A few years later, Sherry Butler (1972) analyzed Edward Kennedy’s apologetic rhetoric using Rosenfield’s (1968) four characteristics. She concluded that the nature of apologetic rhetoric lends itself to the structure he described; however, she disagreed that future nationally broadcast apologiae would provide decisive conclusions to major controversies.

In 1973, B.L. Ware and Wil Linkugel described the genre of apologia as a “public speech of self-defense” that is issued in response to an attack on one’s character or worth (p. 274). Noreen Kruse (1977) defined apologia as a defense of one’s character in response to public criticism. Kruse (1981b) also expanded the definition to include a wide variety of mediums or methods of delivery in addition to public speeches—including materials such as novels, press releases, plays, and poems.

Halford Ross Ryan (1982) broadened the definition to include defenses of one’s policies, as well as one’s character. Hearit (1994) specified that an apologia is not the same as an apology. Although an apologia may ultimately consist of an apology, he argued that an apologia is first and foremost “a defense that seeks to present a compelling counter description…to situate alleged organizational wrongdoing in a more favorable context” (p. 115).

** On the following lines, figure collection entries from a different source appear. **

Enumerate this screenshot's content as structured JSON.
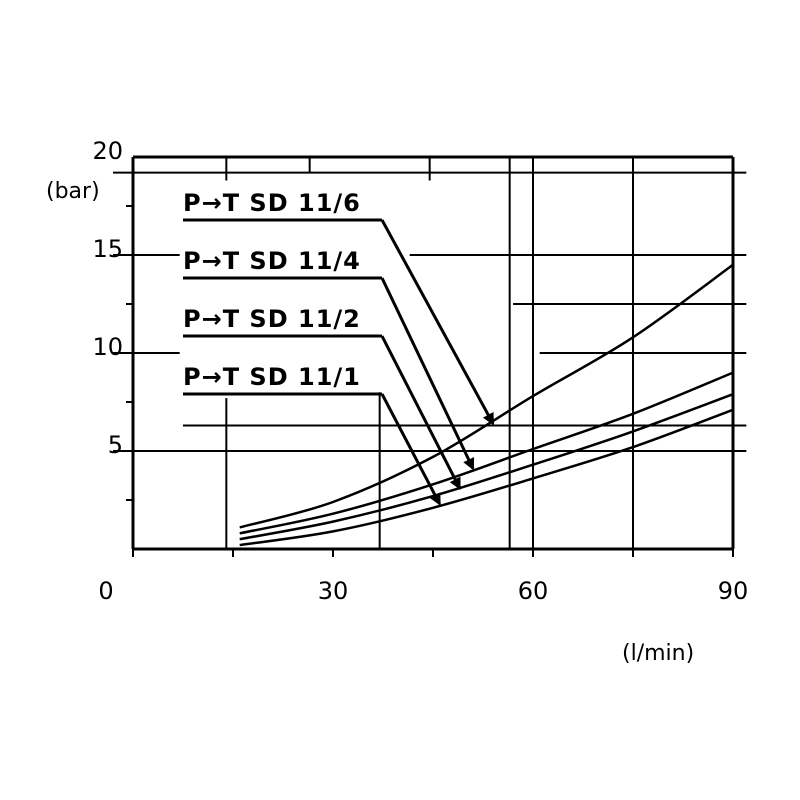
{
  "chart_data": {
    "type": "line",
    "title": "",
    "xlabel": "(l/min)",
    "ylabel": "(bar)",
    "xlim": [
      0,
      90
    ],
    "ylim": [
      0,
      20
    ],
    "x_ticks": [
      0,
      30,
      60,
      90
    ],
    "y_ticks": [
      5,
      10,
      15,
      20
    ],
    "grid": true,
    "colors": {
      "line": "#000000",
      "background": "#ffffff"
    },
    "series": [
      {
        "name": "P→T SD 11/6",
        "x": [
          16,
          30,
          45,
          60,
          75,
          90
        ],
        "y": [
          1.1,
          2.4,
          4.7,
          7.8,
          10.8,
          14.5
        ]
      },
      {
        "name": "P→T SD 11/4",
        "x": [
          16,
          30,
          45,
          60,
          75,
          90
        ],
        "y": [
          0.8,
          1.8,
          3.3,
          5.1,
          6.9,
          9.0
        ]
      },
      {
        "name": "P→T SD 11/2",
        "x": [
          16,
          30,
          45,
          60,
          75,
          90
        ],
        "y": [
          0.5,
          1.4,
          2.7,
          4.3,
          6.0,
          7.9
        ]
      },
      {
        "name": "P→T SD 11/1",
        "x": [
          16,
          30,
          45,
          60,
          75,
          90
        ],
        "y": [
          0.2,
          0.9,
          2.1,
          3.6,
          5.2,
          7.1
        ]
      }
    ],
    "annotations": [
      {
        "label": "P→T SD 11/6",
        "points_to": {
          "x": 54,
          "y": 6.4
        }
      },
      {
        "label": "P→T SD 11/4",
        "points_to": {
          "x": 51,
          "y": 4.1
        }
      },
      {
        "label": "P→T SD 11/2",
        "points_to": {
          "x": 49,
          "y": 3.1
        }
      },
      {
        "label": "P→T SD 11/1",
        "points_to": {
          "x": 46,
          "y": 2.3
        }
      }
    ]
  }
}
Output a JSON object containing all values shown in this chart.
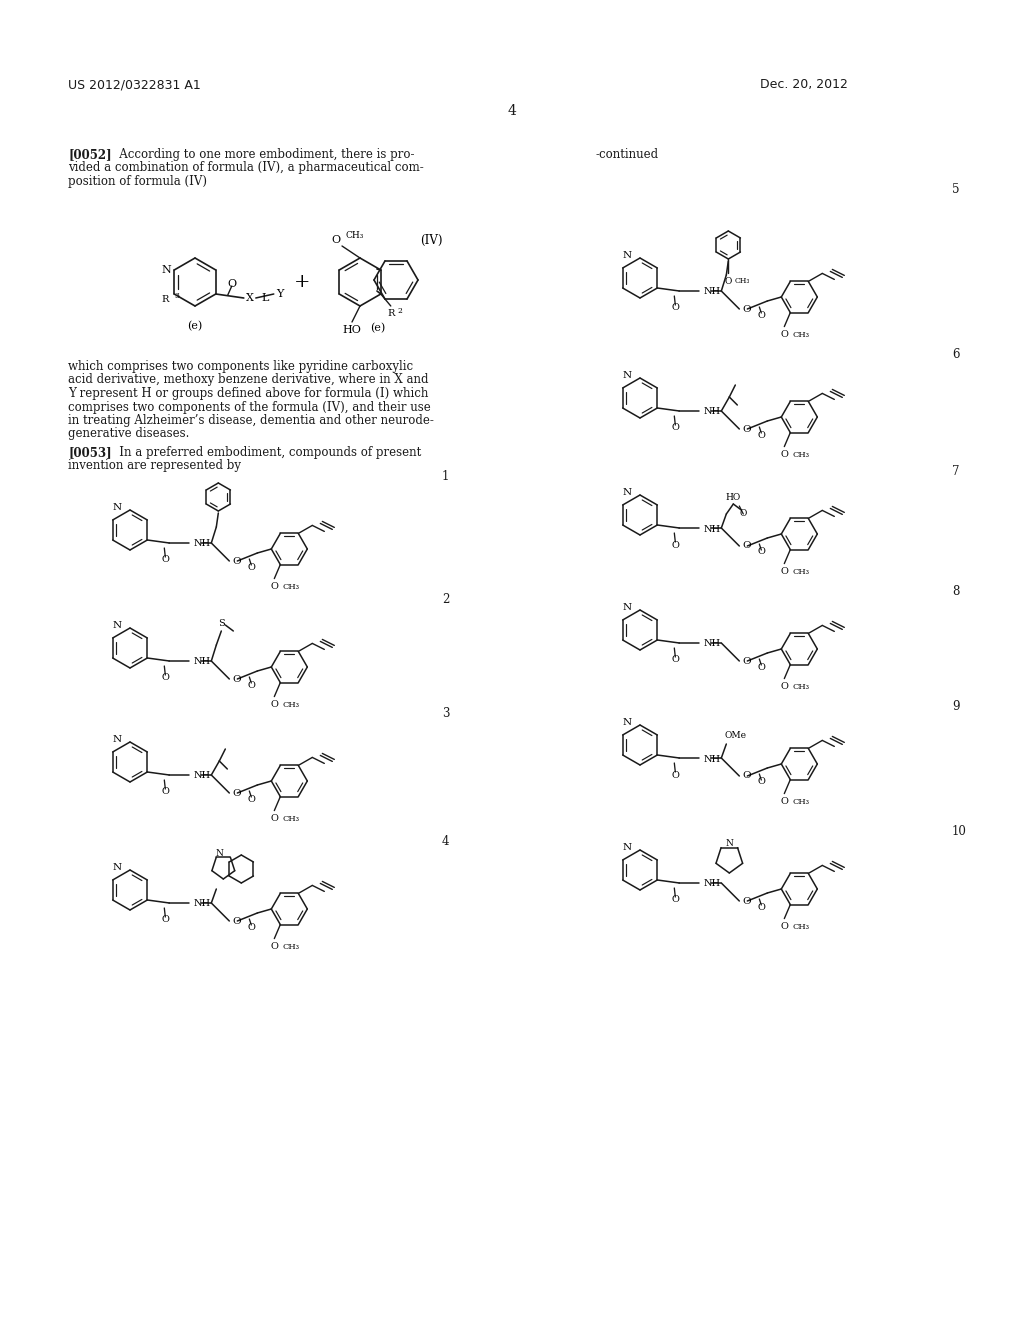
{
  "bg": "#ffffff",
  "header_left": "US 2012/0322831 A1",
  "header_right": "Dec. 20, 2012",
  "page_num": "4",
  "continued": "-continued",
  "para052_bold": "[0052]",
  "para052_text": "   According to one more embodiment, there is pro-\nvided a combination of formula (IV), a pharmaceutical com-\nposition of formula (IV)",
  "para_body": "which comprises two components like pyridine carboxylic\nacid derivative, methoxy benzene derivative, where in X and\nY represent H or groups defined above for formula (I) which\ncomprises two components of the formula (IV), and their use\nin treating Alzheimer’s disease, dementia and other neurode-\ngenerative diseases.",
  "para053_bold": "[0053]",
  "para053_text": "   In a preferred embodiment, compounds of present\ninvention are represented by",
  "formula_label": "(IV)",
  "comp_labels_left": [
    "1",
    "2",
    "3",
    "4"
  ],
  "comp_labels_right": [
    "5",
    "6",
    "7",
    "8",
    "9",
    "10"
  ]
}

Finally, in developing his theory of image restoration—later termed image repair (Benoit, 2000)—William Benoit (1995a) explicitly centered the study of apologetic rhetoric around how people and organizations “reduce, redress, or avoid damage to their reputation (or face or image) from perceived wrong-doing” (p. vii). According to this perspective, when offenders offer apologiae, they are not seeking to earn forgiveness (Hearit, 2006), but rather “to avoid punishment and damage to their reputation” (Lazare, 2004, p. 134).

By situating analysis and evaluations around these aspects of apologiae rather than apologies, scholars of apologetic rhetoric focus not merely on instances in which organizations offer an admission of guilt, but more broadly on all situations in which an individual or organization has been accused of wrong-doing and offers some form of defense in response (Kruse 1981a).